American workers earning the least saw wage gains from 2013 to 2014. Those gains were largely in states where the minimum wage increased last year. The boost for low-wage workers was the silver lining in Elise Gould’s 2014 Continues a 35-Year Trend of Broad-Based Wage Stagnation. This report for the Economic Policy Institute found that most workers’ earnings remained flat or decreased in 2014, despite the economic recovery.

Gould takes a deep dive into federal wage data and discovered that wages moved in very different ways for different people. She compares 2014 wages to wages in 2007, the most recent year before the Great Recession. When wages are adjusted for inflation, only the highest earners are doing better compared to 2007. And only the lowest earners saw a decent-sized bump in wages from 2013 to 2014: the 10 percent of workers with the lowest wages saw a 1.3 percent increase.

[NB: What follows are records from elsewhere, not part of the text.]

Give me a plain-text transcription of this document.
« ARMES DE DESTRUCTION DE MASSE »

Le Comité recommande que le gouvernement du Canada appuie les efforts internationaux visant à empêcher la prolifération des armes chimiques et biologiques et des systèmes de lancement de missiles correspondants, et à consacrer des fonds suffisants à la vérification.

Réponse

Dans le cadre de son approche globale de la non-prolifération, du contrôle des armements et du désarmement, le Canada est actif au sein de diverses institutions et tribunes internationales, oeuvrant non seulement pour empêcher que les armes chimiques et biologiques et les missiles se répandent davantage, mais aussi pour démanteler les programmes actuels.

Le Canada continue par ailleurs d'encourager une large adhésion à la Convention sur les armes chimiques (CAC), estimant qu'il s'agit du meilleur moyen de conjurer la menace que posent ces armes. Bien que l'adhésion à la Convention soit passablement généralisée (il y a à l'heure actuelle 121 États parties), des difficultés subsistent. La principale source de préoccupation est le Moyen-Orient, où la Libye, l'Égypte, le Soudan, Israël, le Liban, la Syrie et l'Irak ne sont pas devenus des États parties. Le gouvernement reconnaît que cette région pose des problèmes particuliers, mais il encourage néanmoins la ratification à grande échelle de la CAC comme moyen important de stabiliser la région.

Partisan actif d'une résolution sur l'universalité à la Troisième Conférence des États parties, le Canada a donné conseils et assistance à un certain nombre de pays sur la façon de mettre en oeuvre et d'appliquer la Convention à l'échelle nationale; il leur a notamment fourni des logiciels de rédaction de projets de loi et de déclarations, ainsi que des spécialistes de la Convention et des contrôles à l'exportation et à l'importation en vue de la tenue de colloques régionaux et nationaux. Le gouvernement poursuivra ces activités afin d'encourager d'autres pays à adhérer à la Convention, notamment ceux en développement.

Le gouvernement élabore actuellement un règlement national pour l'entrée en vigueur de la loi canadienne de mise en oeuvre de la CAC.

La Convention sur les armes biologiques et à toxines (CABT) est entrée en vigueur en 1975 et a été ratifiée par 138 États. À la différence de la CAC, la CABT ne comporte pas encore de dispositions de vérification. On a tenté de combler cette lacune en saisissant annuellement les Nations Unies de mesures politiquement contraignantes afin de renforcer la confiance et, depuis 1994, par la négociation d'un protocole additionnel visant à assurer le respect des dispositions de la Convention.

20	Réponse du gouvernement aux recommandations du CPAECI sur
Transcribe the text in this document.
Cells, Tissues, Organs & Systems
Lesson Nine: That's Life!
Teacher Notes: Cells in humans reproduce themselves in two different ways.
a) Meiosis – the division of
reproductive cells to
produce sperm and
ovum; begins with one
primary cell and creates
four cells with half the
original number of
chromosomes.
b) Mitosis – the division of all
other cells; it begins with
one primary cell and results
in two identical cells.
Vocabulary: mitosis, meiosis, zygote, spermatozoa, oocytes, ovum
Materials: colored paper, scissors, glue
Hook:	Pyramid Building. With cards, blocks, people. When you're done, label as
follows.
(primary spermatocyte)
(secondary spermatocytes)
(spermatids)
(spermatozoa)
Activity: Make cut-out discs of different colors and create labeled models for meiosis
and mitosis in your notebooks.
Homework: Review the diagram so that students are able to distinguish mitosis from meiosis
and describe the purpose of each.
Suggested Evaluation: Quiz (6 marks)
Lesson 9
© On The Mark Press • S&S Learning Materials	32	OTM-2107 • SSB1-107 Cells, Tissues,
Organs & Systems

Gould finds that low-wage earners’ gains are largely attributable to the 17 states (plus Washington, DC) that saw a minimum wage increase in 2014. Low-wage workers’ wages in these states increased by an average of 1.6 percent, compared to just 0.3 percent elsewhere.

Chart Hourly wages of all workers, by wage percentile, 2007-2014 (2014 dollars)

Like the evidence of greater unemployment and underemployment for Minnesotans of color in our recent State of Working Minnesota report, Gould finds that Americans of color continue to earn much less than their peers, even as the economy recovers. Women also continue to earn less than men. This gender-based wage gap shrank a little at every wage level from 2007 to 2014, but increased slightly from 2013 to 2014 for the bottom 60 percent of workers.

As many Minnesota families still struggle to recover from the Great Recession, this study offers further proof that we cannot assume that economic growth will raise all boats. Gould’s work suggests that Minnesota’s recent legislation raising our minimum wage led to higher wages for low-income workers, just as decades of research on the minimum wage predicted.